1) In an online discussion, his answer would look like a confident, assertive answer. I would have no reason to linger over this point at all; I would probably assume–for lack of any indication to the contrary–that this student not only understood the question and the point of the exercise, but also that he was comfortable with the rhetorical concepts that underlie this reading.
OR
2) He wouldn’t have written this answer, because when a student is forced to put something down on the page–or the screen–the bar seems to be higher for the quality of the answer. A student whose in-person answer might be a bit uncertain will often write down an answer that is much safer, but less useful. Instead of giving an analysis, the answer might be a summary, for example.
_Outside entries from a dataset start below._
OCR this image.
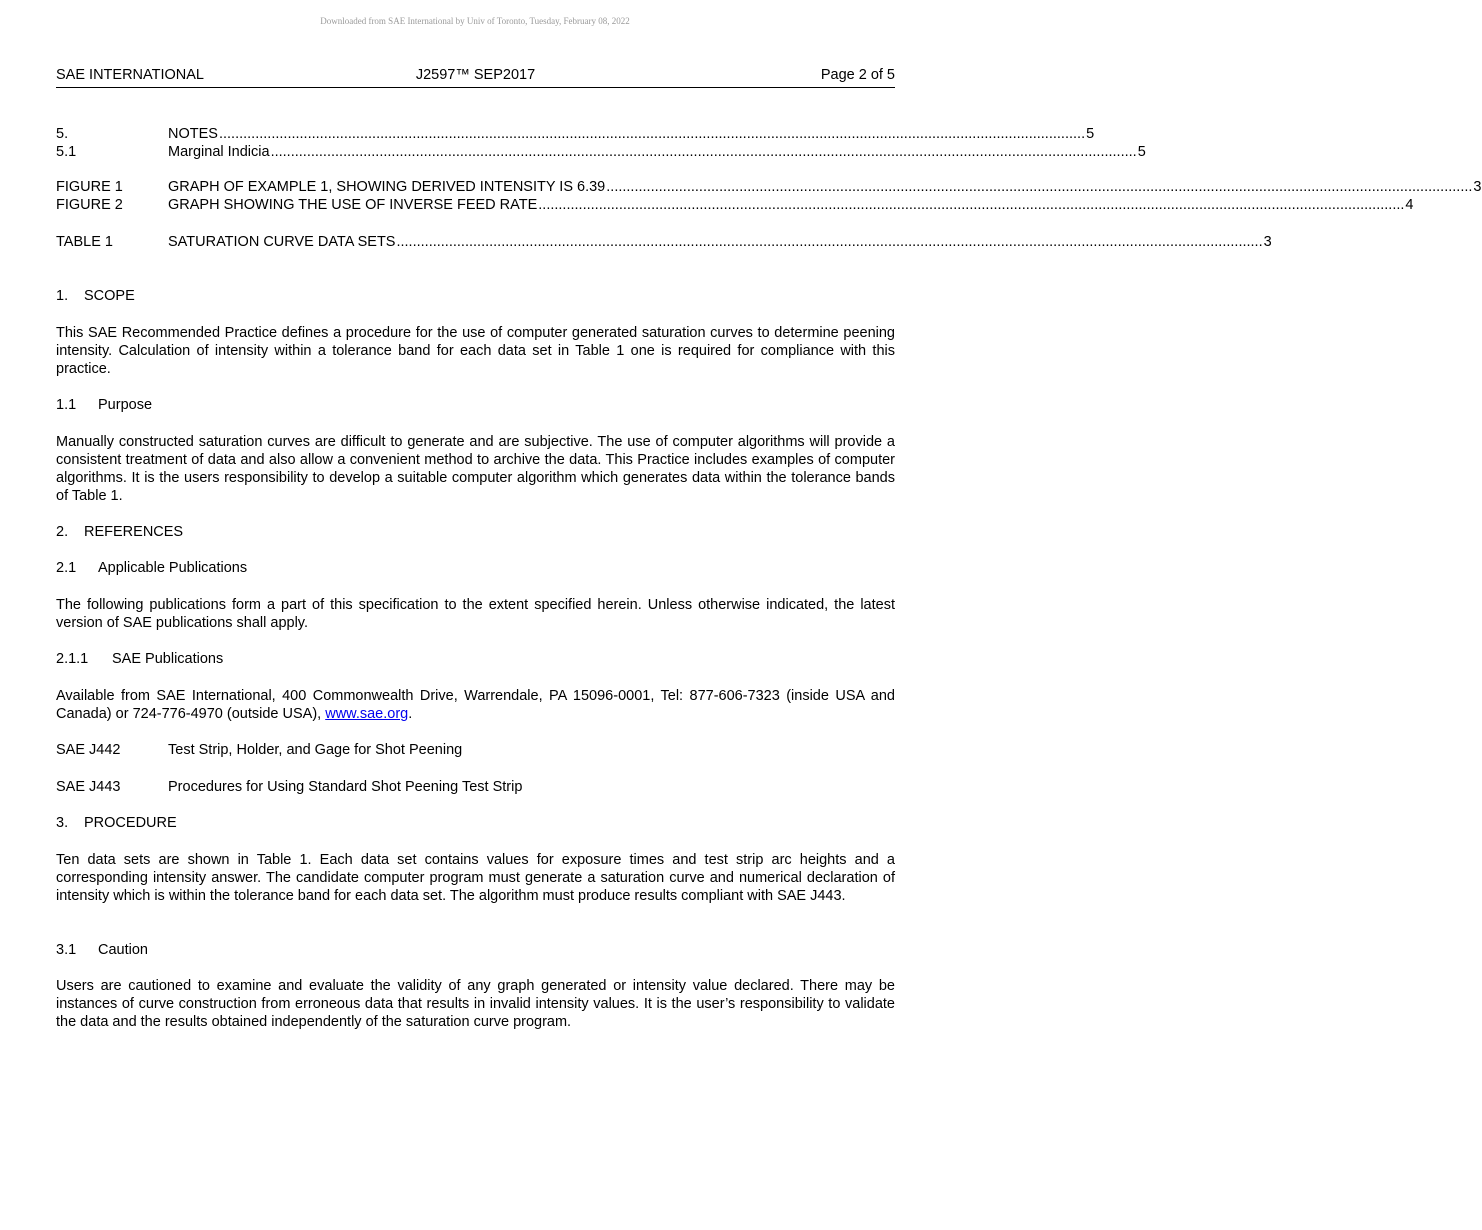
Downloaded from SAE International by Univ of Toronto, Tuesday, February 08, 2022
J2597™ SEP2017
SAE INTERNATIONAL	Page 2 of 5
5.	NOTES ....................................................................................................................................................................................................................... 5
5.1	Marginal Indicia ....................................................................................................................................................................................................................... 5
FIGURE 1	GRAPH OF EXAMPLE 1, SHOWING DERIVED INTENSITY IS 6.39 ....................................................................................................................................................................................................................... 3
FIGURE 2	GRAPH SHOWING THE USE OF INVERSE FEED RATE ....................................................................................................................................................................................................................... 4
TABLE 1	SATURATION CURVE DATA SETS ....................................................................................................................................................................................................................... 3
1. SCOPE

This SAE Recommended Practice defines a procedure for the use of computer generated saturation curves to determine peening intensity. Calculation of intensity within a tolerance band for each data set in Table 1 one is required for compliance with this practice.

1.1 Purpose

Manually constructed saturation curves are difficult to generate and are subjective. The use of computer algorithms will provide a consistent treatment of data and also allow a convenient method to archive the data. This Practice includes examples of computer algorithms. It is the users responsibility to develop a suitable computer algorithm which generates data within the tolerance bands of Table 1.

2. REFERENCES
2.1 Applicable Publications

The following publications form a part of this specification to the extent specified herein. Unless otherwise indicated, the latest version of SAE publications shall apply.

2.1.1 SAE Publications

Available from SAE International, 400 Commonwealth Drive, Warrendale, PA 15096-0001, Tel: 877-606-7323 (inside USA and Canada) or 724-776-4970 (outside USA), www.sae.org.

SAE J442	Test Strip, Holder, and Gage for Shot Peening
SAE J443	Procedures for Using Standard Shot Peening Test Strip
3. PROCEDURE

Ten data sets are shown in Table 1. Each data set contains values for exposure times and test strip arc heights and a corresponding intensity answer. The candidate computer program must generate a saturation curve and numerical declaration of intensity which is within the tolerance band for each data set. The algorithm must produce results compliant with SAE J443.

3.1 Caution

Users are cautioned to examine and evaluate the validity of any graph generated or intensity value declared. There may be instances of curve construction from erroneous data that results in invalid intensity values. It is the user’s responsibility to validate the data and the results obtained independently of the saturation curve program.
In a hybrid course, if I get to know the students, I can interpret their written answers more accurately (after the first couple of weeks), because I know what their speaking mannerisms are like and how they usually respond in a conversation. But in an entirely-online course, I don’t know how this is supposed to happen. I realize that some online classrooms use video chat (Skype, whatever), but so far, most of the students report that the technology is so unreliable that they spend a lot of their learning time trying to iron out tech problems.
So, while an online discussion or a written response to a reading can tell me what a student thinks, a physical discussion can tell me how the student thinks.
Face-to-face classes also let me gauge things like whether the group has understood something I’ve just said. I use humor a lot in the classroom; most of that humor falls flat on the screen. It’s also much easier, in person, for me to show–through warmth of voice, through body language that shows that I’m listening to their responses–that I appreciate their contributions to discussion.
I think most teachers would agree with me that there is a difference, when you’re standing in front of thirty students and asking a question, in the silence that falls over a class when they are contemplating the question (examining it from different angles, preparing evidence for the answers they’re about to present) and the silence that falls over a classroom full of students who do not get it or do not care.
The whole demeanor of the room is different. The posture of the students in their chairs is different. Their willingness to make eye contact is different.
And reading those kinds of cues requires being in the same room. No matter what happens, I can’t imagine technology replacing that experience. There’s no way to duplicate it, because students don’t know they’re telegraphing those things. And they don’t know how much of their learning they’re taking from reading my own tone of voice, posture, or eye contact. It’s more than they think.